Dipartimento di Biologia, Unità di Biochimica, Università di Pisa, Via San Zeno, 51, 56127 Pisa, Italy.

Published: August 2011

Brain relies on circulating nucleosides, mainly synthesised de novo in the liver, for the synthesis of nucleotides, RNA, nuclear and mitochondrial DNA, coenzymes, and pyrimidine sugar- and lipid-conjugates. Essentially, the paths of nucleoside salvage in the brain include a two step conversion of inosine and guanosine to IMP and GMP, respectively, and a one step conversion of adenosine, uridine, and cytidine, to AMP, UMP, and CMP, respectively.

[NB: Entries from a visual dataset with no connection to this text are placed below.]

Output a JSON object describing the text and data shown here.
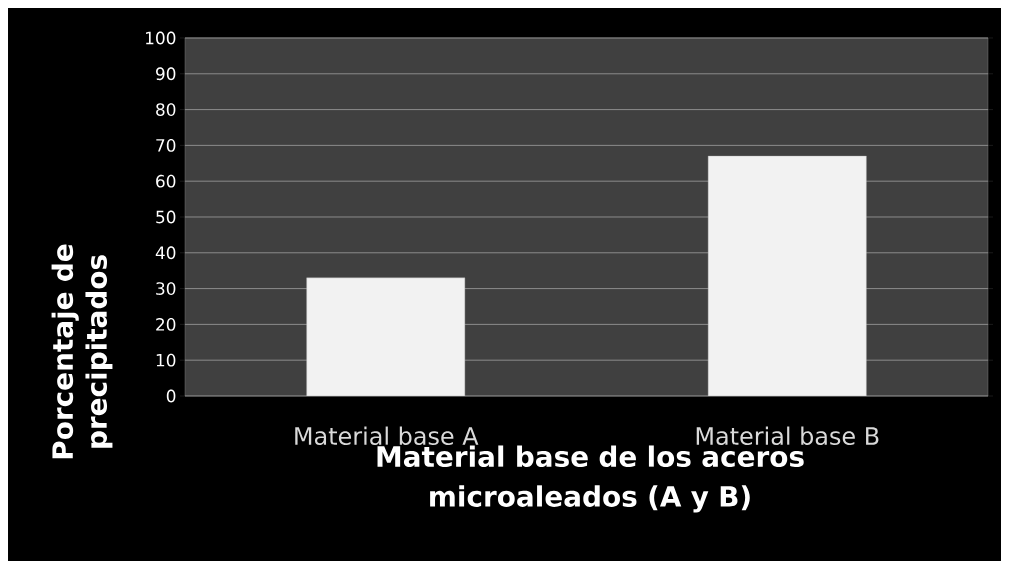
{
  "chart_data": {
    "type": "bar",
    "xlabel": "Material base de los aceros microaleados (A y B)",
    "ylabel": "Porcentaje de precipitados",
    "categories": [
      "Material base A",
      "Material base B"
    ],
    "values": [
      33,
      67
    ],
    "color": "#f2f2f2",
    "ylim": [
      0,
      100
    ],
    "yticks": [
      0,
      10,
      20,
      30,
      40,
      50,
      60,
      70,
      80,
      90,
      100
    ],
    "grid": "y"
  }
}
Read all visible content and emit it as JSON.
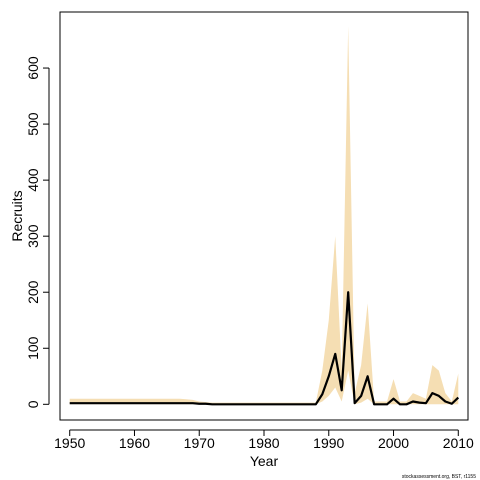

With the exception of IMP, the other four nucleoside monophosphates are converted to their respective triphosphates via two successive phosphorylation steps. Brain ribonucleotide reductase converts nucleoside diphosphates to their deoxy counterparts. The delicate qualitative and quantitative balance of intracellular brain nucleoside triphosphates is maintained by the relative concentrations of circulating nucleosides, the specificity and the K(m) values of the transport systems and of cytosolic and mitochondrial nucleoside kinases and 5'-nucleotidases, and the relative rates of nucleoside triphosphate extracellular release. A cross talk between extra- and intra-cellular nucleoside metabolism exists, in which released nucleoside triphosphates, utilised as neuroactive signals, are catabolised by a membrane bound ectonucleotidase cascade system to their respective nucleosides, which are uptaken into brain cytosol, and converted back to nucleoside triphosphates by the salvage enzymes. Finally, phosphorolysis of brain nucleosides generates pentose phosphates, which are utilised for nucleoside interconversion, 5-phosphoribosyl-1-pyrophosphate synthesis, and energy repletion. This review focuses on these aspects of brain nucleoside metabolism, with the aim of giving a comprehensive picture of the metabolic network of nucleosides in normoxic conditions, with some hints on the derangements in anoxic/ischemic conditions.